Introduction
Levels of evidence refer to the rating system of evidence classification. This is the foundation of Evidence-based medicine (EBM), which is the systemic collection of evidence and application of the same, to make clinical decisions. The practice of EBM encourages clinicians to apply valid and useful clinical evidence with expertise while treating their patients. The levels of evidence are applied in studies based on the methodological quality of their design, validity and applicability to patient care (Burns, Rohrich, & Chung, 2011). These decisions give the strength of the recommendation for a particular intervention process. Effective application of evidence-based practice influences change in medicine. From the strongest to the weakest, Levels of evidence include.
Levels
Level 1: Experimental study, randomized controlled trials (RCT’s), a systematic review of RCTs, with or without meta-analysis. This is the highest level of the hierarchy. It is applied when determining the effectiveness of prevention or treatment interventions and increases confidence in an overall summary result.
Level 2: evidence obtained from at least one well-designed RCT. It is very useful in determining the effectiveness of an intervention, then a pseudo-randomized trial. For instance, a trial that introduces participants to a treatment group by alternating them as they appear may be used.
Level 3: evidence obtained from non-randomized well-designed controlled trials.
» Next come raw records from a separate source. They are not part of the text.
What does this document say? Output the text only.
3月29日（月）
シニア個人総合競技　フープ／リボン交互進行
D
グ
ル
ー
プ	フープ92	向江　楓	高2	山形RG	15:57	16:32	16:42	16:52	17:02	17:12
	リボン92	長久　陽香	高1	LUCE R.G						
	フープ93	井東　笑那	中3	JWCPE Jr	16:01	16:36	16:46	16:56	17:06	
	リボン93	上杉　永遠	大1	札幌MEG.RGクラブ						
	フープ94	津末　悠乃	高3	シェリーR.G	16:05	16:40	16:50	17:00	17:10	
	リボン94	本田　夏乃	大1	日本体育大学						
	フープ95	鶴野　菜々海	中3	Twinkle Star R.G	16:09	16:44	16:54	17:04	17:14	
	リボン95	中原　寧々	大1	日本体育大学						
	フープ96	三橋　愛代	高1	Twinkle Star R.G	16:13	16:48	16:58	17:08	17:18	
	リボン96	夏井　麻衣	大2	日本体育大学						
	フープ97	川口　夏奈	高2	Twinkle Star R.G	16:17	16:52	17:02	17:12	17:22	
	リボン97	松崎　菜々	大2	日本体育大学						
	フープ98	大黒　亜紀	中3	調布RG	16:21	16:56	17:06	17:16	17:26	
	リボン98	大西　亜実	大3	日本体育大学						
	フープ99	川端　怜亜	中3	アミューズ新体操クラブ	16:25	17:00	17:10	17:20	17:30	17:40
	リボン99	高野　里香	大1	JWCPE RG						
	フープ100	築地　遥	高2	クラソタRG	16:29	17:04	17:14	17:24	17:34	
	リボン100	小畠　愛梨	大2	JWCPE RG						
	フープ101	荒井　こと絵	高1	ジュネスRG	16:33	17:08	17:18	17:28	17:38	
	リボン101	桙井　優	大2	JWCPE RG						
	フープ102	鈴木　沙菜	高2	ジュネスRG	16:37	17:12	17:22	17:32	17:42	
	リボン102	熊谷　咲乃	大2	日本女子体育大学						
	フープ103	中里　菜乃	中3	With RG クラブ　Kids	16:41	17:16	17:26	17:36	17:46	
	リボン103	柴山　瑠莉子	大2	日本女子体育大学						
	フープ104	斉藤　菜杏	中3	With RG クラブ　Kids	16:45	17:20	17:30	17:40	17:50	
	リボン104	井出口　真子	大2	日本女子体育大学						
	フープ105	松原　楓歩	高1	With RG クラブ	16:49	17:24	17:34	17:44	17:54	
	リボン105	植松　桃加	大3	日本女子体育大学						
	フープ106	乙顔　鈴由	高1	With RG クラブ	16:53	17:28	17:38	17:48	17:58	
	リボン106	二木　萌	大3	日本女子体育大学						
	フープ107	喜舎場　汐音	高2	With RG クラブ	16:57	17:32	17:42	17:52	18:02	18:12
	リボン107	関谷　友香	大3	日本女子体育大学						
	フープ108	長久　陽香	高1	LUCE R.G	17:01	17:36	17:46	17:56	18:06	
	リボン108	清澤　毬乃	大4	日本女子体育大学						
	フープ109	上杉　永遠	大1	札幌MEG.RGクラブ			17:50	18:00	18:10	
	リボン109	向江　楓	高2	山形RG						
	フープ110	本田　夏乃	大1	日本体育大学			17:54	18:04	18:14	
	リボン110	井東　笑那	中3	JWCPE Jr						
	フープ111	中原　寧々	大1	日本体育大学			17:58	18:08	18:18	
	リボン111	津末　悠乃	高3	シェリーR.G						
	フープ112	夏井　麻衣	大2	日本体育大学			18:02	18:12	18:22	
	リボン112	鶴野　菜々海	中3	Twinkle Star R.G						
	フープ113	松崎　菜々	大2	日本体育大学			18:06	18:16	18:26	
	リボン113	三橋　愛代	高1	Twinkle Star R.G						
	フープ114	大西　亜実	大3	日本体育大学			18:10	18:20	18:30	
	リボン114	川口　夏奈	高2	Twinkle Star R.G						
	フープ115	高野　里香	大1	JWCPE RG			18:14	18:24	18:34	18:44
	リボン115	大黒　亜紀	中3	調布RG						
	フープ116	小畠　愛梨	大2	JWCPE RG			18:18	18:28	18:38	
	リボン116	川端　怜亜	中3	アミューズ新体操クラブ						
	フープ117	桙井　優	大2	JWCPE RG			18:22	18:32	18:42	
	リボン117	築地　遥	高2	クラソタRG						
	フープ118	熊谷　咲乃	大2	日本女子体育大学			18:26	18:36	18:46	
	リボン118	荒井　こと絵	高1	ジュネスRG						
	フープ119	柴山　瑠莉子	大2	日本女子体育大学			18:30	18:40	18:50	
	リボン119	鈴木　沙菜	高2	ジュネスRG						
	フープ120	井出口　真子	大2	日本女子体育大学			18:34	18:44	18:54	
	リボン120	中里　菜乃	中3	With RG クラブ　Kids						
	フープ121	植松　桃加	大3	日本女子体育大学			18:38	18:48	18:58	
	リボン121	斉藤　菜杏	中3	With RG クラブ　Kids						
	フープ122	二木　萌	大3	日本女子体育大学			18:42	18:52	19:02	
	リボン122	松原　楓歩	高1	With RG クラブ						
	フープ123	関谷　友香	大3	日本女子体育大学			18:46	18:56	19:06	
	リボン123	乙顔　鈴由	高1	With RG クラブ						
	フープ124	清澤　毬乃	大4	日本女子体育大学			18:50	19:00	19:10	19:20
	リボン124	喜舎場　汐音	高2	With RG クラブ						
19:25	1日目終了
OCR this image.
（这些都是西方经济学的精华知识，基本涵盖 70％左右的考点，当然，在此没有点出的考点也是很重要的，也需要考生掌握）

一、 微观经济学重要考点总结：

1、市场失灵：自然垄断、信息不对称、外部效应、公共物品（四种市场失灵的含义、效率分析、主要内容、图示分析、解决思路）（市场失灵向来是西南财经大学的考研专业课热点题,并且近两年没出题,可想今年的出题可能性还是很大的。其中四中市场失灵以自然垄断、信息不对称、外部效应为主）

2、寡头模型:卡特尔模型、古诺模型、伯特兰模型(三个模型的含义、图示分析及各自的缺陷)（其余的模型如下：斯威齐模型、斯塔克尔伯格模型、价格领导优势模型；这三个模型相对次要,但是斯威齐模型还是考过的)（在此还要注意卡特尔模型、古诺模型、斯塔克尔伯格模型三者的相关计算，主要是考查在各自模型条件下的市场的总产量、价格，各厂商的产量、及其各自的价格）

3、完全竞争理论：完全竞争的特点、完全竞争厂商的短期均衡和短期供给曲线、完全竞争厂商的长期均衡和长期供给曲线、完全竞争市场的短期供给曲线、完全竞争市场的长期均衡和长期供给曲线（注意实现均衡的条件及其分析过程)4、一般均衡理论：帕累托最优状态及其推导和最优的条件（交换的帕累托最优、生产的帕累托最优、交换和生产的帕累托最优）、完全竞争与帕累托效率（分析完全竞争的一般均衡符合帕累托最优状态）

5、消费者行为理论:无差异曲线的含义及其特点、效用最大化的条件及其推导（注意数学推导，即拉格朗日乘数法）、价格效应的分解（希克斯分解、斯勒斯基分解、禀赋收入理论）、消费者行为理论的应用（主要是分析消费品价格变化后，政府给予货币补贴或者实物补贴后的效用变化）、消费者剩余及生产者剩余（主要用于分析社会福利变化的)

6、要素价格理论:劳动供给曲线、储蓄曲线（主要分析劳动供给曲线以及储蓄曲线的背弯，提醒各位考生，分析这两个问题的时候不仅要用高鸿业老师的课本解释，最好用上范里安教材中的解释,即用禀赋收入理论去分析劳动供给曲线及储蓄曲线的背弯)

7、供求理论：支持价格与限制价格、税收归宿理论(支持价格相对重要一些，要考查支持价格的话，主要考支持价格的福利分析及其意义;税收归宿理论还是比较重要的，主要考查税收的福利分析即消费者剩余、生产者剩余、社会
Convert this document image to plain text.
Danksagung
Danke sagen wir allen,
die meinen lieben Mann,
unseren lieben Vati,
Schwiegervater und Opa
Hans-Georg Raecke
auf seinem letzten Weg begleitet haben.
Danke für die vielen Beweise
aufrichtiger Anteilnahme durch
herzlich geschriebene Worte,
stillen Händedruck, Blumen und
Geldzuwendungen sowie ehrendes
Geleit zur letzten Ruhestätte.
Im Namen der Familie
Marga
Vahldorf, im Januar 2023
Level 4: evidence from well-designed cohort studies, applicable for prognosis, where groups of people with common exposure experiences are examined to compare outcomes of those exposed against those not exposed.
Level 5: evidence from systematic reviews of descriptive and qualitative studies (meta-synthesis). It uses the interpretative technique to develop small study findings to clinical practice.
Level 6: evidence from a single descriptive study on systems, behaviors, culture and group dynamics, using statistical methods to establish numerical relationships of causes and effects.
Level 7: Evidence from the opinion of authorities and reports of expert committees. Considered the lowest level of evidence, but it is very useful when research evidence (both qualitative and quantitative) is unavailable.
Conclusion
While searching for evidence, the highest level of evidence should be applied and information that hasn’t been critically appraised is deemed unfiltered (Melnyk, & Fineout-Overholt, 2011). We should use the lower levels of evidence whenever our resources at the top are limited. For instance, level 1 is considered the most effective because it reduces the chances of bias since RCTs have such ability within them, unlike level 7, which is the weakest design. Clinicians should consider which research design is appropriate for each research question. Therefore, a research design is not weak on its own, but it all depends on the research issue and the availability of resources. This means that the order of the hierarchy can always be reversed depending on the clinical situation. However, a healthy level of judgment should be used to appraise evidence and apply it in routine clinical practice.